«Je suis certainement un mauvais exemple, car je vis sans histoire dans mon village de 700 habitants. On ne peut vivre son homosexualité qu'à visage découvert, sinon on est malheureux.» Sous son chapeau arc-en-ciel, Hubert Choffat, Le Baron de Cœuve, 56 ans, s'est faufilé à l'avant du cortège de la pride, samedi à Delémont. Pour exprimer sa fierté de voir que la capitale de son petit canton peut organiser le raout gay romand. Mais aussi pour se montrer et contredire implicitement le discours officiel du jour, prétendant qu'il est difficile de vivre son homosexualité à la campagne. «Je m'assume depuis tout jeune, confie encore Le Baron. J'ai beaucoup apprécié de voir Mickaël oser dire, à la tribune, devant des milliers de personnes, qu'il est homosexuel.»

«Respect mutuel»

L'un des temps forts de la septième gay pride, qui bouclait à Delémont son tour des capitales romandes, fut le témoignage public de Mickaël, Prévôtois de 19 ans. «Je me cachais pour vivre, et j'en ai marre. J'avais peur des commérages, dans une petite région où tout le monde se connaît, où on nous appelle pédés et où on nous confond voire assimile avec pédophiles. J'ai réfléchi. Et j'ai décidé de vivre ma propre vie.» La foule massée devant l'Hôtel de Ville de Delémont, émue, a longuement applaudi.

Juste après lui, la ministre jurassienne de l'Education, Elisabeth Baume-Schneider, a prononcé un discours engagé, prônant le «respect mutuel», s'en prenant à ceux qui expriment mépris, hostilité ou cynisme envers les homosexuels, «autant d'insultes aux notions fondamentales de respect et de tolérance en matière de différences identitaires». Au dire des principaux intéressés toutefois, l'homosexualité serait un sujet tabou à la campagne. «Les homos préfèrent aller vivre dans l'anonymat des villes», déclare Ariane Rossi, porte-parole des lesbiennes.

De fait, les organisateurs jurassiens de la pride ont beaucoup craint d'être snobés, justement parce que Delémont apparaît loin des centres urbains. Craintes évaporées samedi: plus de 5000 participants homosexuels ont fait le déplacement jurassien. Et au moins autant de Delémontains et de Jurassiens ont assisté au défilé, puis se sont immiscés dans la fête, en vieille ville. Peut-être y avait-il, dans la foule, quelques voyeurs qui risquent d'avoir été déçus. Le temps des gay prides provocatrices est révolu. Le défilé delémontain a été sobre et bon enfant.
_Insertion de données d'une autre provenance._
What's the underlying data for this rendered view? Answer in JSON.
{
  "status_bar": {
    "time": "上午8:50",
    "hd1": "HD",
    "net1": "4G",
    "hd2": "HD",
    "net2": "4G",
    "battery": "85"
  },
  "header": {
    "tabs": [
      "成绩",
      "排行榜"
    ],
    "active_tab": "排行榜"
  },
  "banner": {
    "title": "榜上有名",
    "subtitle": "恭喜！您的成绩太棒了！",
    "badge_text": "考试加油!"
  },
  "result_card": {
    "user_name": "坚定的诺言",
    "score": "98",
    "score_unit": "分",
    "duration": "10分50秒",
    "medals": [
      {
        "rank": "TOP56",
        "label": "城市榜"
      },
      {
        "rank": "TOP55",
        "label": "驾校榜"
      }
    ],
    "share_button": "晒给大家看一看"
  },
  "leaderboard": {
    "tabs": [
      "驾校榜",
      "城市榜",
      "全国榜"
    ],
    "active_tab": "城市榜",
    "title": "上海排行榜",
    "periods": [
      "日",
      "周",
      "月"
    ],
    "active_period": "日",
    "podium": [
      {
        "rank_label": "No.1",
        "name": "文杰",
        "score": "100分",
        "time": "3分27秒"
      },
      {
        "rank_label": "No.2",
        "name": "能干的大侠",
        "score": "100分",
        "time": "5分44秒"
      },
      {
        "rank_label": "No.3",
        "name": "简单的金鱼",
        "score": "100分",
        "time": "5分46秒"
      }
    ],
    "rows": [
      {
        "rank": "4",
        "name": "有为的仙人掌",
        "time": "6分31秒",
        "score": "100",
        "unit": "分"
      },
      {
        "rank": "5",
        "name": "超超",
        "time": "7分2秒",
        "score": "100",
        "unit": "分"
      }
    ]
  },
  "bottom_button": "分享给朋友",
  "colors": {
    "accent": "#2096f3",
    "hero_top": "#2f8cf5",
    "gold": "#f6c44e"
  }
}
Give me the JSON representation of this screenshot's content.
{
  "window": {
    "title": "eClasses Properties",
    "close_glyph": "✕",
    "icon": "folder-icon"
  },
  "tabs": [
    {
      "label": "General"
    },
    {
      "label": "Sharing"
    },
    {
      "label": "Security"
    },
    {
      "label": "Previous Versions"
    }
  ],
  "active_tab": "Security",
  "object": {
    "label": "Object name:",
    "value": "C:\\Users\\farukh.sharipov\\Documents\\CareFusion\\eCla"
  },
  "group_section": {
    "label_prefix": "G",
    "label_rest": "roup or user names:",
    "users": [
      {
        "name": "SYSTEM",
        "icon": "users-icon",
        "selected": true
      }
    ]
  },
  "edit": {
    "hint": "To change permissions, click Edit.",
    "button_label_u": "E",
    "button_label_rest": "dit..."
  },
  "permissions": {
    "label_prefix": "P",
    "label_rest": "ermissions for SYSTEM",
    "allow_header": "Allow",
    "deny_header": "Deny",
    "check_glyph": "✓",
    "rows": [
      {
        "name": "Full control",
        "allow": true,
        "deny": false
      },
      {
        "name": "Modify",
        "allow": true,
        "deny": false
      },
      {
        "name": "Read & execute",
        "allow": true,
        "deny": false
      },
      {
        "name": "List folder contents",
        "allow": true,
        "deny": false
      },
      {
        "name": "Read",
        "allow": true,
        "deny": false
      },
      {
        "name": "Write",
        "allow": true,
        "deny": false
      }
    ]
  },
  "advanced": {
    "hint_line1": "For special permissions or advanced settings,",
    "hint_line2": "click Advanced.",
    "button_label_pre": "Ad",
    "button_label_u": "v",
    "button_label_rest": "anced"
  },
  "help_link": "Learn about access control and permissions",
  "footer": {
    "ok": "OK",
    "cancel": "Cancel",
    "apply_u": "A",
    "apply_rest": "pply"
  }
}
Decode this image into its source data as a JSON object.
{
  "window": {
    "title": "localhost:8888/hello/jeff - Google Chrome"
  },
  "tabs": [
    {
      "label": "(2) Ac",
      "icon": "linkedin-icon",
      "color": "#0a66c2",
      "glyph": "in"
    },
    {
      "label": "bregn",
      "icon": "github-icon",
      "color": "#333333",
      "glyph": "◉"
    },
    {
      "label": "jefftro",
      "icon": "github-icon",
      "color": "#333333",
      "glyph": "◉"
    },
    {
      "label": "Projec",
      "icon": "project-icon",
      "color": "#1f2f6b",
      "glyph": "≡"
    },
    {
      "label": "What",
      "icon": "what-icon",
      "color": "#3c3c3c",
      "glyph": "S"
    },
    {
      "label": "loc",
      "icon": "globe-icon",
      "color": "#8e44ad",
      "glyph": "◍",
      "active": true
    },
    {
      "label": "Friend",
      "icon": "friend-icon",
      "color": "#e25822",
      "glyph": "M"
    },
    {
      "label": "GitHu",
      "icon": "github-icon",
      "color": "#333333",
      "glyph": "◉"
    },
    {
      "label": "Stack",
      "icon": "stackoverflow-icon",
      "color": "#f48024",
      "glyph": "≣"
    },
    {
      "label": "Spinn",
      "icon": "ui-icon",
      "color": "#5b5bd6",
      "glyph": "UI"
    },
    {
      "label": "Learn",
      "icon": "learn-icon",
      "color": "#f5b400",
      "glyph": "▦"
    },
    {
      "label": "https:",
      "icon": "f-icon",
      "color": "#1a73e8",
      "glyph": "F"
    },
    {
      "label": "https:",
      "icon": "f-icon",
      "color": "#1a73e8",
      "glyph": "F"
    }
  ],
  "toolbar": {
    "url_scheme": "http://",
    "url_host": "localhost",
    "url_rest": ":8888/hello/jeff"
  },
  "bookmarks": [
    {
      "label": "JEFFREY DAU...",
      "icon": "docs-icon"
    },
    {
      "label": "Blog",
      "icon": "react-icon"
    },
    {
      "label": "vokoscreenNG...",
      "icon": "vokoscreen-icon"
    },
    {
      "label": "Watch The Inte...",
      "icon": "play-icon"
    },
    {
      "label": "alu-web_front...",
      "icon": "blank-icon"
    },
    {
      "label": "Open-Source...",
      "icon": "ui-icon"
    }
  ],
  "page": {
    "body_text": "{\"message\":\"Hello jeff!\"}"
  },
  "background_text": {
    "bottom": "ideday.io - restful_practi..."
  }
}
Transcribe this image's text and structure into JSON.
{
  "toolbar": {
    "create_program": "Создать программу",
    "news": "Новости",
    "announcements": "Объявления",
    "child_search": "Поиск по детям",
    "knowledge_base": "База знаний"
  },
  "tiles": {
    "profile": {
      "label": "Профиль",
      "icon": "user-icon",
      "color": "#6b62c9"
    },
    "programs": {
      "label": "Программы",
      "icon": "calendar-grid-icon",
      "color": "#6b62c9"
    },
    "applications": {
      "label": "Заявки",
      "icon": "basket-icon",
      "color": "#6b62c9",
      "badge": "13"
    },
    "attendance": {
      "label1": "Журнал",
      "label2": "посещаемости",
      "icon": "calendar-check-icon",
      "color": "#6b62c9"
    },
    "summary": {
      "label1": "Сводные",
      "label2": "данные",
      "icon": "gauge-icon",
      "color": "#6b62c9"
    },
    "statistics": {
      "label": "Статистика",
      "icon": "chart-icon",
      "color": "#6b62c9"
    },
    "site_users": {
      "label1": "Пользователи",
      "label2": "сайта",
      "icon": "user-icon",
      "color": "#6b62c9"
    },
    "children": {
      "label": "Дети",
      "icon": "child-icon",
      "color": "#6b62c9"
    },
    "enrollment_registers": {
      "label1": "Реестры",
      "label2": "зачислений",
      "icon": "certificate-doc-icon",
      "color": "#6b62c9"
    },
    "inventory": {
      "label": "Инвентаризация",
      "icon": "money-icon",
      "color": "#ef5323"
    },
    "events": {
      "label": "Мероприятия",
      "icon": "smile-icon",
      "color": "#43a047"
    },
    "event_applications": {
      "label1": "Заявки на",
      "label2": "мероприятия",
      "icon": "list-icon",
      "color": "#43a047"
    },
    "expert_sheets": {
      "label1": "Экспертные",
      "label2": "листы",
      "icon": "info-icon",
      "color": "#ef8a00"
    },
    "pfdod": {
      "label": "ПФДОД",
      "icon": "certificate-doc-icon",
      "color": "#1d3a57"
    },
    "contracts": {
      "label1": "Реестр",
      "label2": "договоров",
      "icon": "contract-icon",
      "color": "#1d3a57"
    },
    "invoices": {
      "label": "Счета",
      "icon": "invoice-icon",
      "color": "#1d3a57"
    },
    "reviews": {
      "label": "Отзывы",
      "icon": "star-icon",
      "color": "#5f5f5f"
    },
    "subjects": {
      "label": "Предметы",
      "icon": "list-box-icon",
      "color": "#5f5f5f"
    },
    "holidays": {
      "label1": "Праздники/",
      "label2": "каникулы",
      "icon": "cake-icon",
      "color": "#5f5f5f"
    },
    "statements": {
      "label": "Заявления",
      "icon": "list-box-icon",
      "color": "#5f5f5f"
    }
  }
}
Reste à vérifier que l'osmose souhaitée entre homosexuels et population delémontaine s'est réalisée. Que la «reconnaissance» demandée a été accordée. Le maire de Delémont, Pierre-Alain Gentil, n'a pas caché que des réticences se sont exprimées dans sa ville. Sans toutefois déclencher de polémique ni de vague hostile. Le politicien delémontain a fourni l'explication à l'accueil «très majoritairement favorable» de la pride: «Les Jurassiens apportent naturellement soutien et compréhension aux minorités. Ils ont dû se battre pour faire reconnaître leur droit à la différence», rapport à la création du canton en 1979.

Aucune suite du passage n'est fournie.